Caminé despacio, adivinando su presencia detrás de mío, de taconear cansino y hasta me parecía sentir su aliento tibio en mi cuello, saboreando ese momento único, que presumía irrepetible, como todos los momentos importantes de la vida. Llegué a la entrada del edificio en el que vivo, abrí la puerta y deliberadamente no la empujé para que quedara abierta; quería darle tiempo a que entrara, inseguro que lo haría. Apreté el botón del ascensor casi temblando. Abrí la puerta y entré. Temía darme vuelta, pero por el espejo la vi allí parada, frente a la puerta del ascensor, con su vestido negro muy ajustado al cuerpo, el cabello oscuro, cortísimo y un par de enormes ojos, con una mirada triste que nunca supe que quería decirme, o sí?. Ante un gesto mío entró y se paró frente a mí. Creo que no pestañeó hasta que llegamos al piso 11 donde vivo. Cuando abrí la puerta del departamento, la misma actitud que frente al ascensor, pero esta vez entró sin esperar mi invitación, más decidida, como si se sintiera más segura y cobijada.

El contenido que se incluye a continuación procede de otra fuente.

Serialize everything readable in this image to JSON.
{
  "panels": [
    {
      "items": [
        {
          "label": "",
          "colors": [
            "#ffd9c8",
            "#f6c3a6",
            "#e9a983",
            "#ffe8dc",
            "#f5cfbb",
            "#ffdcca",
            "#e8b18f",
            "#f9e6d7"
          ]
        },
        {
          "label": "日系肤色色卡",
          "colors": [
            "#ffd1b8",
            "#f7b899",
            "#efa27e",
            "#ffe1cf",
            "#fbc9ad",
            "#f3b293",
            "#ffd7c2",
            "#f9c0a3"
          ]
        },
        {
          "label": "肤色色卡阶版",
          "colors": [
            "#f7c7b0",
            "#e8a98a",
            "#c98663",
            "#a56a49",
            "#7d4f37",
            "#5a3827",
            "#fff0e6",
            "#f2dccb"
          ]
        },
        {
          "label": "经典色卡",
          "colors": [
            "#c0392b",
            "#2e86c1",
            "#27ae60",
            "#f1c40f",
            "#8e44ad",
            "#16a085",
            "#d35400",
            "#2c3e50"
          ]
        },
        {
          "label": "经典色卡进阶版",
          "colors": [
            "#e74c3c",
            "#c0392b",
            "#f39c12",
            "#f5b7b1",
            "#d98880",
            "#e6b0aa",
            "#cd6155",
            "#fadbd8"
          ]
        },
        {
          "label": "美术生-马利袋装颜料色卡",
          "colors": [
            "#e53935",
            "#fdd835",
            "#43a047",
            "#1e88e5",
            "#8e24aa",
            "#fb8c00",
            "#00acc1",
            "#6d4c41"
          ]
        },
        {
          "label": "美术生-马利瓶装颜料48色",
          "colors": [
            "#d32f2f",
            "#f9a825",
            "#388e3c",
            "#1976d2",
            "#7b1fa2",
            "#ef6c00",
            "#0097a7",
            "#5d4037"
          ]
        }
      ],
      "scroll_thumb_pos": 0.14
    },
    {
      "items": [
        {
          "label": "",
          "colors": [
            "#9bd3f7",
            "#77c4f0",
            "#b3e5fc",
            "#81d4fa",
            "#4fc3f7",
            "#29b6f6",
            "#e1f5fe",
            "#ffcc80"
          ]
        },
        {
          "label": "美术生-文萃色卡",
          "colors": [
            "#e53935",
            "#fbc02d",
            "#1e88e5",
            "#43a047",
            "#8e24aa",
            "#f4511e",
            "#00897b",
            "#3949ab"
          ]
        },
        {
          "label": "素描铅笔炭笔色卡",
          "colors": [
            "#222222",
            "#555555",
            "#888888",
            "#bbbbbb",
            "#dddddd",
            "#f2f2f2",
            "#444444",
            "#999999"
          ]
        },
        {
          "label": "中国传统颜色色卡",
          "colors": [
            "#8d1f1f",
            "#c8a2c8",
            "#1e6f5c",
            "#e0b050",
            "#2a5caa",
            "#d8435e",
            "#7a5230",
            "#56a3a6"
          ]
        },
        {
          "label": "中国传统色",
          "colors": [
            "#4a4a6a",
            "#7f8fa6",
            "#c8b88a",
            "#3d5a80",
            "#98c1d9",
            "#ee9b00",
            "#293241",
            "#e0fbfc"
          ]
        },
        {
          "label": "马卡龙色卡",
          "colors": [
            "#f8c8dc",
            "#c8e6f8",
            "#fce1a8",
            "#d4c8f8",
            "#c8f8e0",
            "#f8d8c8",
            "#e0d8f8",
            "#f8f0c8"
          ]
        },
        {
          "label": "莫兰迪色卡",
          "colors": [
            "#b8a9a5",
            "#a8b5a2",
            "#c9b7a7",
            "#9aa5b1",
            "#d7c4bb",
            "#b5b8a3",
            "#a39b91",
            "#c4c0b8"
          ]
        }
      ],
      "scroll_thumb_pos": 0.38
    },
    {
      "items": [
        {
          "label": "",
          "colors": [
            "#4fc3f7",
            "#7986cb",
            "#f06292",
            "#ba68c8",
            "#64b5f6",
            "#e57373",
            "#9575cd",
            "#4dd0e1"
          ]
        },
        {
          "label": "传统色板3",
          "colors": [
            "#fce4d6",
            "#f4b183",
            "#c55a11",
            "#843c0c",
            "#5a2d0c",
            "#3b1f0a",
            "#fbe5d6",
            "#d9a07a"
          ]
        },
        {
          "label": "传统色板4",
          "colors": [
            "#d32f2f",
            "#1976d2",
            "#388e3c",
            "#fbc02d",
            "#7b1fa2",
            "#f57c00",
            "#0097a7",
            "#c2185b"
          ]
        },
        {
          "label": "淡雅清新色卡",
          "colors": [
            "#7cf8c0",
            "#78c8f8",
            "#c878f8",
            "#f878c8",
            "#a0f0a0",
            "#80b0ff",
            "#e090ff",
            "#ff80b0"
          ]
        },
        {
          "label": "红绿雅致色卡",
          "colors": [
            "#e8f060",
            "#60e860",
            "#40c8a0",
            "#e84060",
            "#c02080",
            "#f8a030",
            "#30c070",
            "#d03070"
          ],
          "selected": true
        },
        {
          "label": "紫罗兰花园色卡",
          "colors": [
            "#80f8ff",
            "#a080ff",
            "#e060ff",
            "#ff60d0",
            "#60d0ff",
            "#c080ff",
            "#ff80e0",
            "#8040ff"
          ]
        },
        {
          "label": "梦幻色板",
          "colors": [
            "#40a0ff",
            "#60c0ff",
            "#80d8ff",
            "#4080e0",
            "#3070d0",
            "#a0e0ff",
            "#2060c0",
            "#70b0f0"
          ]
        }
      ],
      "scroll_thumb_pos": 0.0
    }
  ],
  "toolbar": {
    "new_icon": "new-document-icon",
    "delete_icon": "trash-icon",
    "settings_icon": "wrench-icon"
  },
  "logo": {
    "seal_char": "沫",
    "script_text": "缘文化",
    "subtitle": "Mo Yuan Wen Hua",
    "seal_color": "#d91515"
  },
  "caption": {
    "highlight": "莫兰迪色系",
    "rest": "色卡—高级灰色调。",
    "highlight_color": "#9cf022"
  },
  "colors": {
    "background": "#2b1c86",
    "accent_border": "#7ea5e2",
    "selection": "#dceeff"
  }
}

A partir de aquí, mi memoria se compone sólo de montones de imágenes confusas, en un remolino de sensaciones difíciles de ordenar. No tengo idea del tiempo transcurrido desde que entramos hasta que caímos desnudos, desmayados de placer, sobre la alfombra roja, único toque de color en ese pequeño ambiente gris en el que se desvanecían las horas brumosas de mi vida sin expectativas, dentro de esas paredes que por momentos me ahogaban y que ahora me parecían tan lejanas, hasta perderse de vista, formando un calidoscopio de brillantes colores.

El naranja dorado del atardecer cubrió nuestros cuerpos y el anochecer nos encontró fundidos en una especie de cuadro viviente de algún pintor cubista, en el que se sabía a quien pertenecía una pierna o un brazo o si eran dos cuerpos o uno solo; una cara de perfil y otra de frente, unidas en un beso interminable e inmóvil…. Y así nos sorprendió la luna, dibujando nuestros contornos plateados, ahora separados y laxos, en un estado de meditativa relajación. No me di cuenta cuando se levantó, sentí el ruido de la ducha y un momento después la vi parada en el vano de la puerta del baño, cubierta con mi bata de seda azul, el pelo mojado y mirándome con sus grandes ojos y me di cuenta que ella era todo lo que siempre había buscado en una mujer. Me sonrió, como si hubiera adivinado mi pensamiento, se vistió y se fue. Quise llamarla y me di cuenta que no solamente no sabía su nombre, sino que desde el primer instante del encuentro y hasta el momento en que se fue, no hubo entre nosotros una sola palabra.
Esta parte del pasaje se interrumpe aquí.